“Beautiful as the Moon”(Cant.6:10)
“Who
is this that comes forth like the dawn, as beautiful as the moon, as
resplendent as the sun…” (Cant.6:10)? Who, indeed, is the Blessed Virgin
Mary? The Feast of the Assumption is a revelation of her true identity.
During Mary’s life on earth few understood. St. Louis Marie de Montfort comments:
“Because
Mary remained hidden during her life she is called by the Holy Spirit
and the Church ‘Alma Mater’, Mother hidden and unknown. So great was her
humility that she desired nothing more upon earth than to remain
unknown to herself and to others, and to be known only to God. In answer
to her prayers to remain hidden, poor and lowly, God was pleased to
conceal her from nearly every other human creature in her conception,
her birth, her life, her mysteries, her resurrection and assumption. Her
own parents did not really know her; and the angels would often ask one
another, ‘Who can she possibly be?’, for God had hidden her from them,
or if he did reveal anything to them, it was nothing compared with what
he withheld” (True Devotion to the Blessed Virgin Mary).
At
the foot of the Cross, Mary was seen as a Sorrowful Mother, lamenting
the death of her only Son, as any mother would do. Who would now care
for her? The final act of Jesus from the Cross was to give her into the
care of the disciple John, to whom Jesus said, “Behold thy mother”
(Jn.19:27).
Some
years later, although no one knows the exact year, Mary closed her eyes
to this world and opened them in Heaven. She had spent most of those
years with John in Ephesus, where the site of her house has been
unearthed, but a strong tradition asserts that Mary died in Jerusalem,
where it is said her tomb was discovered. Tradition tells us that not
many days after her death, or her “Dormition,” her “falling asleep,” the
Apostles gathered to visit her tomb, but they found the tomb empty, and
realized that she had been assumed into Heaven. As in the case of her
Son, the tomb could not claim her. Free from sin, she was preserved from
the three-fold curse of Genesis (Gen 3:16-19), and would not suffer the
consequences of sin.
When
St. John stood at the foot of the Cross he perhaps did not realize the
significance of the word “Woman,” when he heard Jesus say to His Mother:
“Woman, behold thy son” (Jn.19:26). But many years later on the island
of Patmos, to which he had been exiled, John was given the glorious
vision of a Woman clothed with the sun, crowned with twelve stars, the
moon under her feet, and pursued by the Red Dragon (Apoc.12). The vision
fulfilled the prophecy from the Book of Genesis, when God addressed the
devil: “I will put enmity between you and the woman…” (Gen.3:15).

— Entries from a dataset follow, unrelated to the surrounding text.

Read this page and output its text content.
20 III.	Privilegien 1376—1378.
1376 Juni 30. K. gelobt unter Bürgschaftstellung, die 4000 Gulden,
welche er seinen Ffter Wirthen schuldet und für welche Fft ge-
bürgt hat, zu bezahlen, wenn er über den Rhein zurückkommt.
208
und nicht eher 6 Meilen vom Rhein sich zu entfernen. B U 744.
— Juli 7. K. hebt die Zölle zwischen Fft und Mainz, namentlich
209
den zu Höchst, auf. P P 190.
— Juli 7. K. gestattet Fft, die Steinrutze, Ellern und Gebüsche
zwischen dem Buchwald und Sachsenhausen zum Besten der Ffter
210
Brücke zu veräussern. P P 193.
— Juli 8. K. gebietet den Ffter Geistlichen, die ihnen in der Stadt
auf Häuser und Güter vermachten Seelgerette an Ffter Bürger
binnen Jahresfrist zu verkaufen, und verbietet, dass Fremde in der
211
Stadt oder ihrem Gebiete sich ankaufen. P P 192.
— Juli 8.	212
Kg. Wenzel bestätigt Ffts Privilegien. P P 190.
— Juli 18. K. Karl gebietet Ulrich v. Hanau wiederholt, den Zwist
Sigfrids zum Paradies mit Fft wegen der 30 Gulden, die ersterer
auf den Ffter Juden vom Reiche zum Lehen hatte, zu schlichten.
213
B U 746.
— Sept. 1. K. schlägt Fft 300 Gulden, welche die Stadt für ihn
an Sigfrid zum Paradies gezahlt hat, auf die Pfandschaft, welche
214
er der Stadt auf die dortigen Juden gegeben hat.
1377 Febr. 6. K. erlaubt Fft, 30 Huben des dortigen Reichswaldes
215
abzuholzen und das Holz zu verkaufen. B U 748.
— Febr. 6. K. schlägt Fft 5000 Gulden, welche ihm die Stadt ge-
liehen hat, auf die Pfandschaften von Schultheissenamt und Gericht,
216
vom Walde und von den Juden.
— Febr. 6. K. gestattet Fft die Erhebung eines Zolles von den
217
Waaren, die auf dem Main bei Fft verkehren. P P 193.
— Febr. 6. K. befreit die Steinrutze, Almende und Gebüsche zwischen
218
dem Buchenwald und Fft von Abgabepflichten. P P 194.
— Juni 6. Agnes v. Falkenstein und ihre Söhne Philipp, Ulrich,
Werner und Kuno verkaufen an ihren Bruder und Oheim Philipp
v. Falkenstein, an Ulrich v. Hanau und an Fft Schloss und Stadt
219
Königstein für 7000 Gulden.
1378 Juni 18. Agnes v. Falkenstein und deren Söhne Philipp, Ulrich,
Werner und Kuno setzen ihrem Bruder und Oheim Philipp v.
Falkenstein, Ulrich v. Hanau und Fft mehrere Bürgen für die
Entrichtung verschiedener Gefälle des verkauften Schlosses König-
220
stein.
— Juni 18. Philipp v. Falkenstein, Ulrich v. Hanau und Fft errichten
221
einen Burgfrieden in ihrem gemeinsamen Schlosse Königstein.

Who would have thought that the prophecy of St. John would be fulfilled in such a literal way in the year 2017? On September 23rd of
this year there will be an amazing configuration of stars and planets
in the constellation Virgo (the Virgin). The sun will enter that
constellation on September 16th.
The moon will be at the feet of the Virgin. Over her head will be
twelve “stars” (nine actual stars, and three planets, Venus, Mercury,
and Mars). And lurking below will be the serpent constellation, Hydra.
The planet Jupiter will have spent nine months within the womb area of
the figure, and will exit at that time. This describes exactly the sign
spoken of by St. John in the Apocalypse.